Bu düşüncesi B. Crocenin sanatın insanlara kılavuzluk etmesi gerektiği görüşüne benzemektedir. Ancak sanatçının tabiatın öğrencisi olduğunu ve tabiattaki estetik ve sanatın, sanat eserlerinde bir şekilde yansıdığının unutulmaması gerektiğini ekler.(Bediüzzaman,A.g.e.238)

 

II-3-ASAR-I BEDİİYYEDE SANAT

 

Sanat Arapça “sana’a” fiilinden türemiş bir kelimedir. Yapmak, işlemek, yaratmak gibi anlamlar içeren sanat, aslında pek çok manalar ifade eden geniş bir alanı kapsamaktadır.(Yeğin,A.g.e.609)

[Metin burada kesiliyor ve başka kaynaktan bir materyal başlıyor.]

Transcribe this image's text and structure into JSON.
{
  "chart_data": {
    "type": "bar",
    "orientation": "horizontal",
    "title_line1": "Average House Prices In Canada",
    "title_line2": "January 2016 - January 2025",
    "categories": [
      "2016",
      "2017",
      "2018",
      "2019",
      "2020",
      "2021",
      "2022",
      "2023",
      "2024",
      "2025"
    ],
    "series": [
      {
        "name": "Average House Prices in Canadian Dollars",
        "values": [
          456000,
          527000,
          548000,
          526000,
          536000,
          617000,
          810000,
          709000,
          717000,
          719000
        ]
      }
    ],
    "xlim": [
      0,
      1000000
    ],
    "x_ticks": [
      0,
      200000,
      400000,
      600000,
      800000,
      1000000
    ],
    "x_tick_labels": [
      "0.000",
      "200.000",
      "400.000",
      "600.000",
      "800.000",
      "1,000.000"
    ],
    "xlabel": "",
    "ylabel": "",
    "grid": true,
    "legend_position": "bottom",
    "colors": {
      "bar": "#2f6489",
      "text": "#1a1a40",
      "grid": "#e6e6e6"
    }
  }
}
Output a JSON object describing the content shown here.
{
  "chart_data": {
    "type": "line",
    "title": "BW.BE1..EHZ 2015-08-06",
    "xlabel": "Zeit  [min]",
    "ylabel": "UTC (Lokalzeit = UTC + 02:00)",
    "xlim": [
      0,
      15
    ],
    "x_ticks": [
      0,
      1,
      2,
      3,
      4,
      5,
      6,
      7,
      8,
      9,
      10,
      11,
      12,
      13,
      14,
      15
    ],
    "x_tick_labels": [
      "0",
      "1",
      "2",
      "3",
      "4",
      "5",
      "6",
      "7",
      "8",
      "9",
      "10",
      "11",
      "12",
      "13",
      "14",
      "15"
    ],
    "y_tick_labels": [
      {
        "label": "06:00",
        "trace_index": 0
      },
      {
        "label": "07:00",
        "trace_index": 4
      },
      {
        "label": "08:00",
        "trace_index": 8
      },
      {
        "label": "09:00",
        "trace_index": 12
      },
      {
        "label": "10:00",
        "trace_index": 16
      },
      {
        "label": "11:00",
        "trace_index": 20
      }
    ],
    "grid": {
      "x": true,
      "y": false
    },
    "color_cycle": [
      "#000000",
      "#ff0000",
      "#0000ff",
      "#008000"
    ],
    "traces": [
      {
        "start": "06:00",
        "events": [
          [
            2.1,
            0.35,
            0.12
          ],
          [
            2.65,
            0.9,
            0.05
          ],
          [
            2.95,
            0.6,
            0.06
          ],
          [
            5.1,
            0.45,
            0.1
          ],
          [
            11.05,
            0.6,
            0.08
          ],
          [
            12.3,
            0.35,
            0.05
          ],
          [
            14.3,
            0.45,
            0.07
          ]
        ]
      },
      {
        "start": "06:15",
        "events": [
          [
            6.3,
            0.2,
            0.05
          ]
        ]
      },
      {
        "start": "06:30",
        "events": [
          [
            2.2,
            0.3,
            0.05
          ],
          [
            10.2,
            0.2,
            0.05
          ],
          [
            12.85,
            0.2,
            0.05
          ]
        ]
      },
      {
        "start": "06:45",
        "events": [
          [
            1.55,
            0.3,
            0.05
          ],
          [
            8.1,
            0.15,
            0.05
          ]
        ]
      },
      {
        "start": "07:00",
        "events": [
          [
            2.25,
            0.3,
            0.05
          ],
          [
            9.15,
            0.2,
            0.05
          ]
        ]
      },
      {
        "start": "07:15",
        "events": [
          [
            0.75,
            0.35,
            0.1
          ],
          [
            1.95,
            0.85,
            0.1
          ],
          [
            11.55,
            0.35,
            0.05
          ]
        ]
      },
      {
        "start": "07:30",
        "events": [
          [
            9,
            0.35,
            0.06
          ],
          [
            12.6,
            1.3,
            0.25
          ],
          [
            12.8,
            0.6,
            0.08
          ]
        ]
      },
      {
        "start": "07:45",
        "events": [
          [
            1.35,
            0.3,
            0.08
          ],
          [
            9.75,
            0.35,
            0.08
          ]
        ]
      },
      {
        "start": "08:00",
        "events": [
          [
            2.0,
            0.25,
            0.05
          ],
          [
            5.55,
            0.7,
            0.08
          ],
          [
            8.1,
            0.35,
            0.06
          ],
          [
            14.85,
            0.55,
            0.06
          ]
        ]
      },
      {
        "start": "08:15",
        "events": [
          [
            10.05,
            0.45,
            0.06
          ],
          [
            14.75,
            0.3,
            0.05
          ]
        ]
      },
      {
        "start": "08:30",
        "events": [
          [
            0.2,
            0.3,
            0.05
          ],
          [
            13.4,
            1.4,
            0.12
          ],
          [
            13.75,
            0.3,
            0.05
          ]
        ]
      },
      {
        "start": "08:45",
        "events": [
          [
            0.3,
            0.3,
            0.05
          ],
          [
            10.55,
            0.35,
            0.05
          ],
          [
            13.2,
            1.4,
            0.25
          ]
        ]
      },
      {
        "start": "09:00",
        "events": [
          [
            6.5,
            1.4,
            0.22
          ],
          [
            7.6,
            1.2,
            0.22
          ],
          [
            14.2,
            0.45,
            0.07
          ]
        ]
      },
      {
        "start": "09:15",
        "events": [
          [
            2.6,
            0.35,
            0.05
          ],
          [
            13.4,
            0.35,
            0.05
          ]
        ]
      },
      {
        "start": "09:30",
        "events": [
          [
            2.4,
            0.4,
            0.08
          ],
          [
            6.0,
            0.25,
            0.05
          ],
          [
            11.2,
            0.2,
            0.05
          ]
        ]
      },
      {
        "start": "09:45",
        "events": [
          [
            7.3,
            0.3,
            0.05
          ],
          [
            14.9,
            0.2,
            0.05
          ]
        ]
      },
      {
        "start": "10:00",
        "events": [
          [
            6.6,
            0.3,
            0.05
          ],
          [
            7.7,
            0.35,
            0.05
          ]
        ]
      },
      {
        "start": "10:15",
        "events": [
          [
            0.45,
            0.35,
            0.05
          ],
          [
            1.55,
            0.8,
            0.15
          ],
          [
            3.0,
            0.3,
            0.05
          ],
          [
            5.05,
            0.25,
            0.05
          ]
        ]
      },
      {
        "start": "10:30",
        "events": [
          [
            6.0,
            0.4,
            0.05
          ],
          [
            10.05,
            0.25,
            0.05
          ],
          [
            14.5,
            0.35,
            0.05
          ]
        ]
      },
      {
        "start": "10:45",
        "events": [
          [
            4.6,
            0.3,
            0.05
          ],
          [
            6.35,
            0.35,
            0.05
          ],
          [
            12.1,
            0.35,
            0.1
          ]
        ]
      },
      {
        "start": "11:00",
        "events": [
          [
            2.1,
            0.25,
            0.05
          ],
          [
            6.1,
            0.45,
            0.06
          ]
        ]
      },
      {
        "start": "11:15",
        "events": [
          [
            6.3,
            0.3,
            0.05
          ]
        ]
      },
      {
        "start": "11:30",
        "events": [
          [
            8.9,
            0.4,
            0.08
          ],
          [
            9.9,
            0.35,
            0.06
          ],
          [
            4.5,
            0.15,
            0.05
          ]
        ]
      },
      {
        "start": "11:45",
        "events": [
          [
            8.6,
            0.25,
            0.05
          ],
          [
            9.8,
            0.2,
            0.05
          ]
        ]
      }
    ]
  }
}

Plastik sanatlardan mimariye, müzikten edebiyata, tasarımdan dekorasyona kadar pek çok alanı ihata etmektedir. Bütün bu saydığımız sanat dallarının ortak bir özelliği vardır. Hepsinde yapılan işin estetik bir temele oturmuş olması, onlara sanat özelliği kazandırmaktadır. Zaten sanatın tanımı da budur. “estetik kaygı, insanda estetik haz ve kaygı uyandıran her eser ve fiile sanat denilebilir.(Doğan,Ag.e.142)

Bediüzzaman sanatı; ruhun manevi güzelliğinin bilgi aracılığı ile insanı eserlerine ve fiillerine yansıması olarak tarif eder. Yni sanatı, insanın öğrendiği ve bildiği şeyleri, ruhunda ve doğasındaki güzellik ile ifade etmesi ve fiillerine güzellik ve estetik unsurlar katması olarak anlayabiliriz.(Bediüzzaman,Sözler,1993, 621/ Asar-ı Bediiye,1979,238)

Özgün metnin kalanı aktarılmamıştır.